Excise Duty on Micro-Breweries
Currently beer produced in micro-breweries qualifies for a 50% reduction in excise duty. It is available in the form of a rebate to the micro-brewery; in future it will also be available upfront.
Other Taxes
Motor Tax
The motor tax regime on commercial vehicles has been simplified and the tax rate has been reduced for commercial vehicles with effect from 1 January 2016. The rate of motor tax is being significantly reduced for all commercial vehicles above 4,000kgs, with a flat annual rate of €500 for vehicles between 4,000kgs and 12,000 kgs and a flat rate of €900 for vehicles above the upper limit. The motor tax regime applicable to vehicles under 4,000kgs remains unchanged.
Other Measures
The Budget contains a number of measures in the areas of housing, childcare, LPT, Social Protection and the minimum wage.
Housing
- NAMA, by working with developers is to deliver a target of 20,000 new homes, 90% of them in the Greater Dublin area, by the end of 2020.
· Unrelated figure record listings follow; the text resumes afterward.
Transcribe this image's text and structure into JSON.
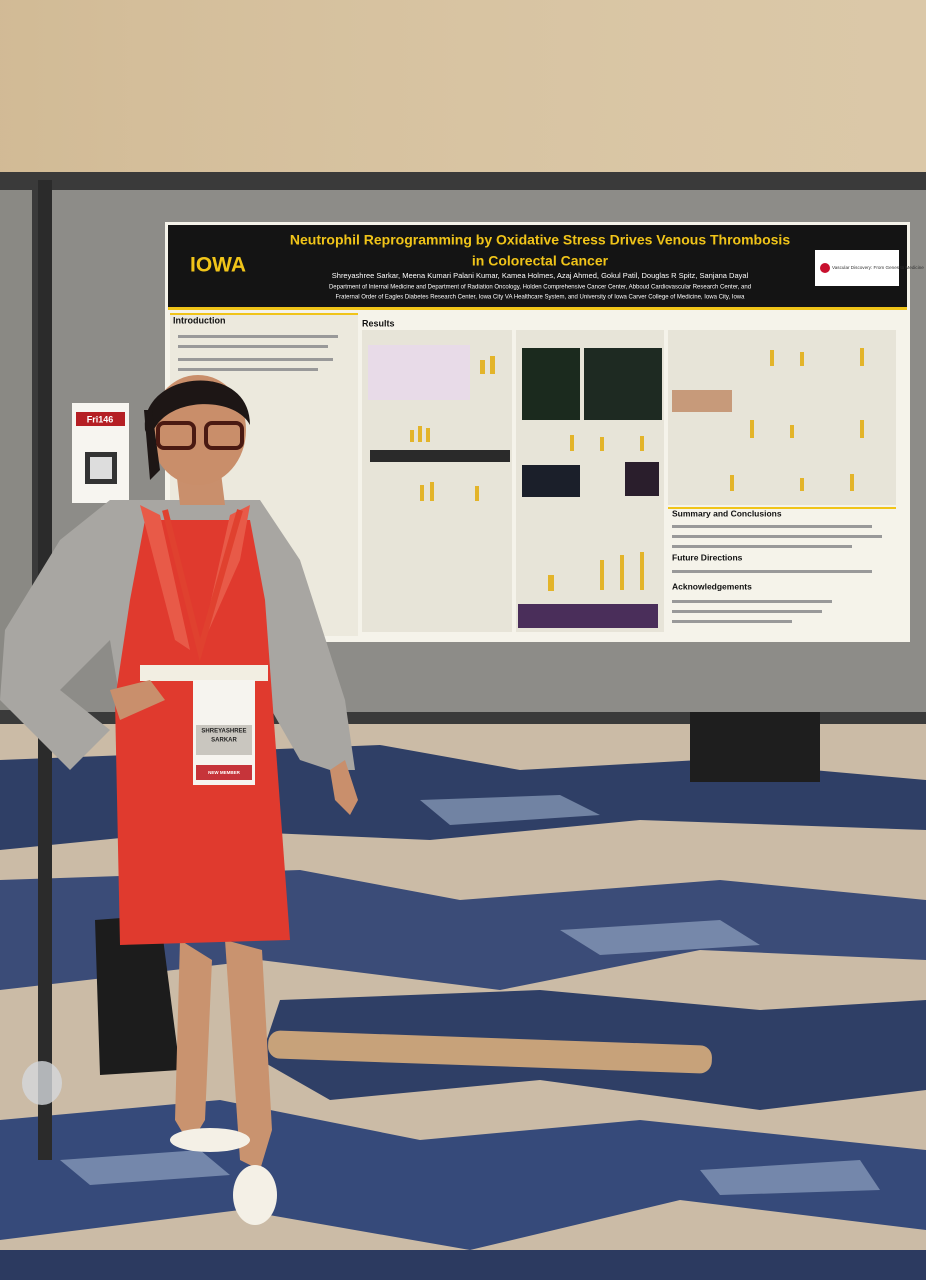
{
  "poster": {
    "logo": "IOWA",
    "title_lines": [
      "Neutrophil Reprogramming by Oxidative Stress Drives Venous Thrombosis",
      "in Colorectal Cancer"
    ],
    "authors": "Shreyashree Sarkar, Meena Kumari Palani Kumar, Kamea Holmes, Azaj Ahmed, Gokul Patil, Douglas R Spitz, Sanjana Dayal",
    "affiliations": [
      "Department of Internal Medicine and Department of Radiation Oncology, Holden Comprehensive Cancer Center, Abboud Cardiovascular Research Center, and",
      "Fraternal Order of Eagles Diabetes Research Center, Iowa City VA Healthcare System, and University of Iowa Carver College of Medicine, Iowa City, Iowa"
    ],
    "sponsor": "Vascular Discovery: From Genes to Medicine",
    "sections": [
      "Introduction",
      "Results",
      "Summary and Conclusions",
      "Future Directions",
      "Acknowledgements"
    ]
  },
  "sign": "Fri146",
  "badge": {
    "first_name": "SHREYASHREE",
    "last_name": "SARKAR",
    "ribbon": "NEW MEMBER"
  }
}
- In excess of 9,500 new social housing units, with over 3,100 of them in 2016, will be funded through direct investment and Public Private Partnership (PPP).
Childcare
- Child benefit is to increase by €5 per week.
- Paternity leave of two weeks is to be introduced from September 2016.
- A second year of free pre-school education is to be introduced - it will now cover from age 3 until the child starts primary school.
- Free GP care is to be extended to the under-12s.
- The Community Childcare Subvention Scheme is to be extended by up to 8,000 places.
Local Property Tax
- Property revaluation date for LPT postponed from 2016 to 2019.
Social Protection
- Pensions and carer’s allowance are to be increased by €3 per week.
- The Respite Care Grant is to be restored to its previous level of €1,700 per annum.
Minimum wage
- The hourly minimum wage to be increased by 50c to €9.15.